Most chat interfaces treat conversations as short-lived; nanobot treats agent work as persistent workflows you can own. It keeps the runtime small and inspectable while providing the pieces needed for long-running goals: chat channels, tools, durable memory, model routing and automation — all with simple self-hosting and extension points.
What Sets It Apart
- Small, inspectable core: the agent loop and runtime are intentionally compact so contributors can understand and modify behavior without a large orchestration layer — so what: faster onboarding for maintainers and safer self-hosting.
- Persistent workflows & memory: session history plus a Dream-backed long-term memory let agents sustain multi-step goals and scheduled automations — so what: you can run long-horizon tasks (cron-style automations, ongoing monitoring, or multi-step planning) without losing context.
- Chat-native reach and provider freedom: bundled WebUI plus connectors for Telegram, Discord, Slack, WeChat, email and more, and OpenAI-compatible provider presets (local LLMs such as vLLM supported) — so what: integrate into existing chat ecosystems or plug in local/hosted models without code changes.

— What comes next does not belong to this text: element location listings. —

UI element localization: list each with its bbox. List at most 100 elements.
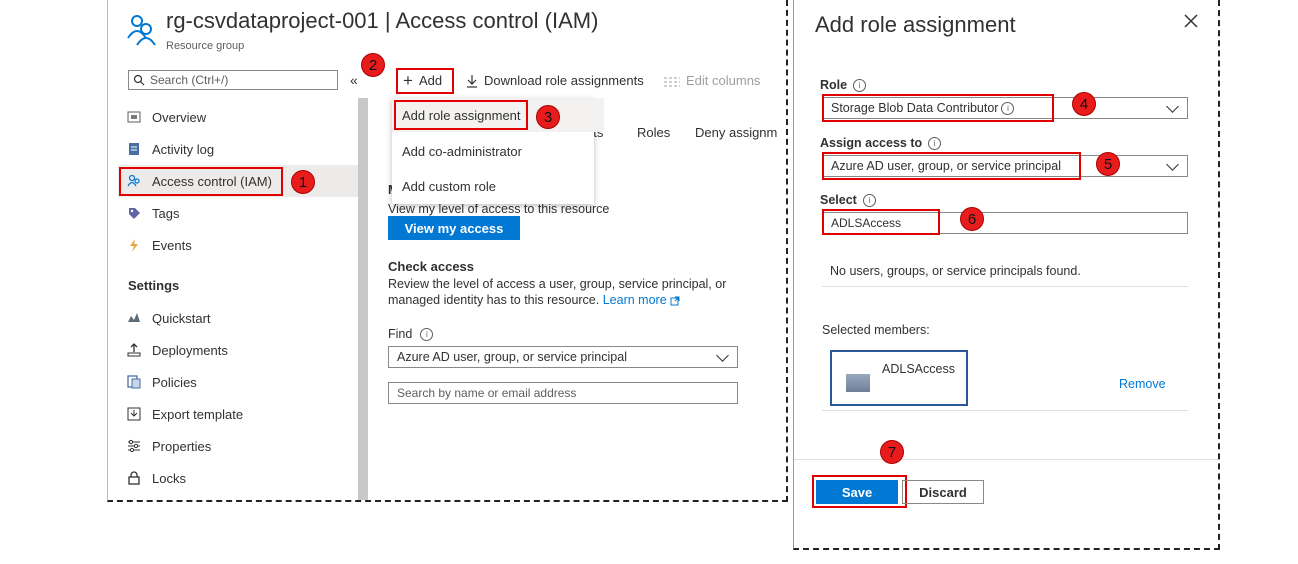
nav-item-properties[interactable]: Properties bbox=[126, 432, 346, 460]
policies-icon bbox=[126, 374, 142, 390]
add-button[interactable]: + Add bbox=[403, 70, 443, 90]
iam-icon bbox=[126, 173, 142, 189]
highlight-box-add-role bbox=[394, 100, 528, 130]
nav-item-activity-log[interactable]: Activity log bbox=[126, 135, 346, 163]
discard-button[interactable]: Discard bbox=[902, 480, 984, 504]
select-label-row: Select i bbox=[820, 193, 876, 207]
info-icon: i bbox=[853, 78, 867, 92]
events-icon bbox=[126, 237, 142, 253]
page-subtitle: Resource group bbox=[166, 40, 245, 52]
nav-item-export-template[interactable]: Export template bbox=[126, 400, 346, 428]
tab-deny-assignments[interactable]: Deny assignm bbox=[695, 125, 777, 140]
step-badge-3: 3 bbox=[536, 105, 560, 129]
nav-label: Properties bbox=[152, 438, 212, 454]
lock-icon bbox=[126, 470, 142, 486]
nav-label: Access control (IAM) bbox=[152, 173, 272, 189]
nav-label: Quickstart bbox=[152, 310, 211, 326]
nav-label: Overview bbox=[152, 109, 207, 125]
nav-item-overview[interactable]: Overview bbox=[126, 103, 346, 131]
external-link-icon bbox=[670, 296, 680, 306]
close-icon[interactable] bbox=[1184, 14, 1198, 33]
download-icon bbox=[466, 74, 478, 88]
find-dropdown[interactable]: Azure AD user, group, or service princip… bbox=[388, 346, 738, 368]
quickstart-icon bbox=[126, 310, 142, 326]
check-access-text-2-row: managed identity has to this resource. L… bbox=[388, 292, 680, 308]
member-name: ADLSAccess bbox=[882, 362, 955, 376]
role-label-row: Role i bbox=[820, 78, 867, 92]
divider bbox=[822, 286, 1188, 287]
info-icon: i bbox=[862, 193, 876, 207]
step-badge-2: 2 bbox=[361, 53, 385, 77]
edit-columns-label: Edit columns bbox=[686, 73, 761, 88]
find-label: Find bbox=[388, 327, 413, 341]
collapse-menu-icon[interactable]: « bbox=[350, 72, 358, 88]
nav-label: Tags bbox=[152, 205, 180, 221]
step-badge-1: 1 bbox=[291, 170, 315, 194]
page-title: rg-csvdataproject-001 | Access control (… bbox=[166, 8, 599, 33]
resource-menu-search[interactable]: Search (Ctrl+/) bbox=[128, 70, 338, 90]
plus-icon: + bbox=[403, 70, 413, 90]
step-badge-4: 4 bbox=[1072, 92, 1096, 116]
role-label: Role bbox=[820, 78, 848, 92]
tag-icon bbox=[126, 205, 142, 221]
nav-item-events[interactable]: Events bbox=[126, 231, 346, 259]
nav-label: Locks bbox=[152, 470, 186, 486]
no-results-text: No users, groups, or service principals … bbox=[830, 264, 1081, 278]
chevron-down-icon bbox=[1166, 99, 1179, 113]
blade-title: Add role assignment bbox=[815, 12, 1016, 37]
search-icon bbox=[133, 74, 145, 86]
highlight-box-save bbox=[812, 475, 907, 508]
nav-label: Events bbox=[152, 237, 192, 253]
menu-scrollbar[interactable] bbox=[358, 98, 368, 500]
info-icon: i bbox=[928, 136, 942, 150]
nav-item-locks[interactable]: Locks bbox=[126, 464, 346, 492]
nav-label: Export template bbox=[152, 406, 244, 422]
check-access-heading: Check access bbox=[388, 259, 475, 274]
step-badge-5: 5 bbox=[1096, 152, 1120, 176]
nav-label: Activity log bbox=[152, 141, 215, 157]
check-access-text-2: managed identity has to this resource. bbox=[388, 293, 600, 307]
export-template-icon bbox=[126, 406, 142, 422]
assign-access-label-row: Assign access to i bbox=[820, 136, 942, 150]
download-label: Download role assignments bbox=[484, 73, 644, 88]
download-role-assignments-button[interactable]: Download role assignments bbox=[466, 73, 644, 88]
activity-log-icon bbox=[126, 141, 142, 157]
menu-item-add-co-administrator[interactable]: Add co-administrator bbox=[392, 134, 604, 168]
find-dropdown-value: Azure AD user, group, or service princip… bbox=[397, 350, 627, 364]
selected-member-card[interactable]: ADLSAccess bbox=[830, 350, 968, 406]
add-button-label: Add bbox=[418, 73, 443, 88]
search-placeholder: Search (Ctrl+/) bbox=[150, 73, 229, 87]
find-label-row: Find i bbox=[388, 327, 434, 341]
menu-item-add-custom-role[interactable]: Add custom role bbox=[392, 169, 604, 203]
deployments-icon bbox=[126, 342, 142, 358]
highlight-box-role bbox=[822, 94, 1054, 122]
info-icon: i bbox=[420, 327, 434, 341]
settings-heading: Settings bbox=[128, 278, 180, 293]
tab-roles[interactable]: Roles bbox=[637, 125, 670, 140]
footer-divider bbox=[794, 459, 1218, 460]
step-badge-6: 6 bbox=[960, 207, 984, 231]
nav-item-deployments[interactable]: Deployments bbox=[126, 336, 346, 364]
add-role-assignment-blade: Add role assignment Role i Storage Blob … bbox=[793, 0, 1220, 550]
nav-item-tags[interactable]: Tags bbox=[126, 199, 346, 227]
check-access-text-1: Review the level of access a user, group… bbox=[388, 277, 727, 291]
remove-member-link[interactable]: Remove bbox=[1119, 377, 1166, 391]
nav-label: Deployments bbox=[152, 342, 228, 358]
chevron-down-icon bbox=[1166, 157, 1179, 171]
nav-item-policies[interactable]: Policies bbox=[126, 368, 346, 396]
check-access-search-input[interactable]: Search by name or email address bbox=[388, 382, 738, 404]
edit-columns-button[interactable]: Edit columns bbox=[664, 73, 760, 88]
view-my-access-button[interactable]: View my access bbox=[388, 216, 520, 240]
highlight-box-assign bbox=[822, 152, 1081, 180]
chevron-down-icon bbox=[716, 348, 729, 362]
overview-icon bbox=[126, 109, 142, 125]
iam-blade: rg-csvdataproject-001 | Access control (… bbox=[107, 0, 788, 502]
assign-access-label: Assign access to bbox=[820, 136, 923, 150]
nav-label: Policies bbox=[152, 374, 197, 390]
select-label: Select bbox=[820, 193, 857, 207]
divider bbox=[822, 410, 1188, 411]
nav-item-quickstart[interactable]: Quickstart bbox=[126, 304, 346, 332]
columns-icon bbox=[664, 75, 680, 87]
step-badge-7: 7 bbox=[880, 440, 904, 464]
learn-more-link[interactable]: Learn more bbox=[603, 293, 667, 307]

- Developer ergonomics & integration points: Python SDK, OpenAI-compatible API surface, MCP support, and deployment options (PyPI, source, Docker) — so what: embed nanobot in pipelines, build custom skills, or operate it as a local gateway.
Who It's For and Tradeoffs
Great fit if you want a self-hosted personal agent that prioritizes transparency, long-running workflows, and multi-channel chat reach. It is especially useful for developers or teams who need a lightweight agent runtime that can be extended with custom tools, automations, or local models.
Look elsewhere if you need an enterprise-grade, fully managed orchestration platform with heavy-duty scaling guarantees out of the box; nanobot favors a compact, user-auditable core and expects operators to handle production hardening and security configuration themselves.
Where It Fits
Technically sits between toy single-file agents and heavyweight orchestration platforms: a practical runtime for owners who want control over models, tooling and memory while retaining an accessible developer surface and chat-first integrations.